Temmuz ayında ara zam alamayan asgari ücretli 2025 yılı ocak ayı zammını merakla bekliyor. Enflasyon nedeniyle maaşında 4 bin liralık bir kayıp yaşayan çalışan ocak ayı zammı ile cebinin para dolması için bekliyor.
Asgari Ücret Tespit Komisyonu'nun toplantı takviminin aralık ayının ilk haftasında açıklanması bekleniyor. Aralık ayı boyunca yapılan toplantılar kapsamında 31 Aralık 2024 gününe yeni asgari ücretin duyurulması bekleniyor.
Türkiye gazetesinin yazarı SGK Başmüfettişi İsa Karakaş, asgari ücrete ne kadar zam gelebileceğini ve işverene maliyetini hesapladı.
Karakaş, TÜRK-İŞ'in açıklamış olduğu 19 bin 830 lira olan açlık sınırının altında kalan asgari ücretin 7,5 milyonu aşkın işçiyi doğrudan doğruya, yakın ücret alanları da hesaba katınca toplamda 12 milyona yakın işçinin etkilendiğini aktardı.
Karakaş, asgari ücrete en geç olmak üzerere iki yılda 1 zam yapılması gerektiğini hatırlatarak şu cümleleri kurdu:
"2022 yılında yeniden enflasyon rakamlarının artmasına bağlı olarak asgari ücret iki defa güncellenmiştir. 2023 yılında da iki kez belirlenmiştir. Buna karşın yüksek enflasyona rağmen ekonomi yönetiminin dezenflasyonist hassasiyetlerine binaen 2024 yılında asgari ücrete ara zam yapılamamıştır. Revize edilen Orta Vadeli Programda 2025 yılı enflasyon hedefi %17,5 olmuştur. Ekonomi yönetimi kanadından yapılan açıklamalara bakıldığında maaş ve asgari ücrete yapılan güncellemelerde hedef enflasyon vurgusu ön plana çıkmaktadır"
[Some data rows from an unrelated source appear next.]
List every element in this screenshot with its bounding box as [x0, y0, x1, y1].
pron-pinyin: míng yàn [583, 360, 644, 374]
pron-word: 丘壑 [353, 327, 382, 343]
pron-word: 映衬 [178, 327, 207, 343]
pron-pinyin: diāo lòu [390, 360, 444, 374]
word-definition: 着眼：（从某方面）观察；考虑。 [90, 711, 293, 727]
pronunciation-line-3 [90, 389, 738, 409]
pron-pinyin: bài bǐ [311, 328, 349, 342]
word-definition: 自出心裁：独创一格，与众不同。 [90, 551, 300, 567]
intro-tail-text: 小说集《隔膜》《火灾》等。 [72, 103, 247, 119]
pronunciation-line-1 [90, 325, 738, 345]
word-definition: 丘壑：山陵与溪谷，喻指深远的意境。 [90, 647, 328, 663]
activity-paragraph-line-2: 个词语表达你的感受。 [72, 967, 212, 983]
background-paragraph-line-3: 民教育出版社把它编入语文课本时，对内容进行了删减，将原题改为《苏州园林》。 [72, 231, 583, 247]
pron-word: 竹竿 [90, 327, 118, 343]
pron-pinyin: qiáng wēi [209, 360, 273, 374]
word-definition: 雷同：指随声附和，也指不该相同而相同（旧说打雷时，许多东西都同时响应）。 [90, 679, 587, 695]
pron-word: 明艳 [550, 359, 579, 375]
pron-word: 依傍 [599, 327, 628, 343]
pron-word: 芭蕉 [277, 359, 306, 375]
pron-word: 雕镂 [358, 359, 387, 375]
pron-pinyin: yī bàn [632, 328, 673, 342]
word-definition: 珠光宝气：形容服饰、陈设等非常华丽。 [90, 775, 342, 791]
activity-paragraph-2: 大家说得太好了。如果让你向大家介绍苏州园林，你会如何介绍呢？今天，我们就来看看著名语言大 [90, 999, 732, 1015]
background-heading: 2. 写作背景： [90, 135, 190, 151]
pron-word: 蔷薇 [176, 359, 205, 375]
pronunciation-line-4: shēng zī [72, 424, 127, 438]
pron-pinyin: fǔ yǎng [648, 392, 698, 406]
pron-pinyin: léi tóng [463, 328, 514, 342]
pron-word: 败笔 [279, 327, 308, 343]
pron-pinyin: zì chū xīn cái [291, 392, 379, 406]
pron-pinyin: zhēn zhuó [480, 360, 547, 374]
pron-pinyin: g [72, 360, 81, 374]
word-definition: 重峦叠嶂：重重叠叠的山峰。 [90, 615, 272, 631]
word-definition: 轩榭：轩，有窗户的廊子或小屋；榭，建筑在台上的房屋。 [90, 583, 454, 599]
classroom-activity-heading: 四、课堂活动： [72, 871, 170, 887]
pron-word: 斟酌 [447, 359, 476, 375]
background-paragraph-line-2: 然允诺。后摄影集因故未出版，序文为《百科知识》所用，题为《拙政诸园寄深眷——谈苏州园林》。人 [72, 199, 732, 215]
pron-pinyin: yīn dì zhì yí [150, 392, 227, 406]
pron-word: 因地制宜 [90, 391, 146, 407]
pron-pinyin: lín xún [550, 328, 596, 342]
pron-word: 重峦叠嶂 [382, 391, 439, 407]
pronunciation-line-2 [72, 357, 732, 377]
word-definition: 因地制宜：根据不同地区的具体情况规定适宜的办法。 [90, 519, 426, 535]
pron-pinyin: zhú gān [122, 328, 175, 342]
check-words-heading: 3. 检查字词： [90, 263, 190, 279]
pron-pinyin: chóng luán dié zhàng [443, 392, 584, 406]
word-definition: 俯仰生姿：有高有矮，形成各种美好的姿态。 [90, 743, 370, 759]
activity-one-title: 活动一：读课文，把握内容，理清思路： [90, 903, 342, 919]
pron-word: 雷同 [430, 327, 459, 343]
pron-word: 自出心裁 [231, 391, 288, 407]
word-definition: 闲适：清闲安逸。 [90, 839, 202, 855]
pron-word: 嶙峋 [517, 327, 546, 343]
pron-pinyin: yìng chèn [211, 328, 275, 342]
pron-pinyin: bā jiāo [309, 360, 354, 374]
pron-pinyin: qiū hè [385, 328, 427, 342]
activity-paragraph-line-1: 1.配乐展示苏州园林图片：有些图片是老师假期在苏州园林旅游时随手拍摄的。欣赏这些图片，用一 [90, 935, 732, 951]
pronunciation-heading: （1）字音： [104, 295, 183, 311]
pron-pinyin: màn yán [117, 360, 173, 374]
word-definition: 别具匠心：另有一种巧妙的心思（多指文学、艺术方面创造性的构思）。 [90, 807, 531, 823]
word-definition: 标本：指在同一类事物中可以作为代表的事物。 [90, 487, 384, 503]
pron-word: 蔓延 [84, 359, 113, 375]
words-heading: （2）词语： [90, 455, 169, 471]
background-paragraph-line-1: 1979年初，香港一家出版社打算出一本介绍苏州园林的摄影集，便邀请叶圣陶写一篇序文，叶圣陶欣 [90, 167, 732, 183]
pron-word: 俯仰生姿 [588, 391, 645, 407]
Döviz kuru nedeniyle işverenlerin ve ihracatçıların rekabet anlamında zorlantıklarını aktaran Karakaş, "Asgari ücretin yüksek belirlenmesinin kendilerini çok zor duruma düşüreceğini dile getirmektedir. Belirtmiş olduğumuz bu iki majör faktör çerçevesinde net asgari ücretin kamuoyunda beklenti hâline gelen 25.000 TL’yi bulmayacağını rahatlıkla söyleyebiliriz. Satın alma gücünün çok düştüğü bu hayat pahalılığında elbette ki bu rakamın bile bir ailenin geçimini karşılamasından çok uzak olduğu aşikârdır. Ancak biz analizimizi belirtilen faktörler çerçevesinde gerçekleşmesi kuvvetle muhtemel rakamlar çerçevesinde ele almaktayız" dedi.
Asgari ücretin belirlenirken dikkat edilmesi gereken noktaları sıralayan Karakaş, şunları söyledi:
"Ülkenin içinde bulunduğu sosyal ve ekonomik durumu,
Ücretliler geçinme indekslerini, bu indeksler yoksa geçinme indekslerini,
Fiilen ödenmekte olan ücretlerin genel durumunu ve geçim şartlarının yanı sıra enflasyonun seyri, ekonominin büyümesi emekçiler ile sermayenin bu büyümeden aldığı hisseler gibi birden çok unsuru göz önünde bulundurması elzemdir. Ayrıca yıl sonu enflasyonun yüzde 43’lerde gerçekleşmesi beklenmektedir. Ancak enflasyon rakamlarının aynen alınması mecburiyeti bulunmamaktadır.
Bu muvacehede sadece 2025 yılı hedeflenen enflasyonun baz alınması hâlinde net ücret 19.975 TL’nin altında kalacaktır. Bunun aralık ayında açıklanacak açlık sınırının bile çok gerisinde kalacak olması nedeniyle ekonomi yönetiminin katı tutumuna karşın bu rakamın daha makul bir seviyeye çekilmesi düşünülmektedir.
Asgari ücretin yine vergilerden muaf olacağı da göz önünde bulundurulduğunda net olarak 22.500 TL civarında gerçekleşmesini beklemekteyiz"
Tablo hazırlayan Karakaş, asgari ücretli çalışanın işverene maliyetini şu şekilde anlattı:
"Asgari ücretin işverene maliyeti 900 doları aşmaktadır. Daha yüksek bir rakam olduğunda 1.000 doları aşacaktır. Bütün bunlar göz önünde bulundurularak tabloda yer verdiğimiz rakamların aşılamayacağını söyleyebiliriz. İşveren maliyetlerinin düşürülmesi için hâlen yürürlükte bulunan UVSK %5 prim indiriminin yanı sıra işçi başına en az 1.000 TL civarında asgari ücret desteğinin verilmesi beklenmektedir."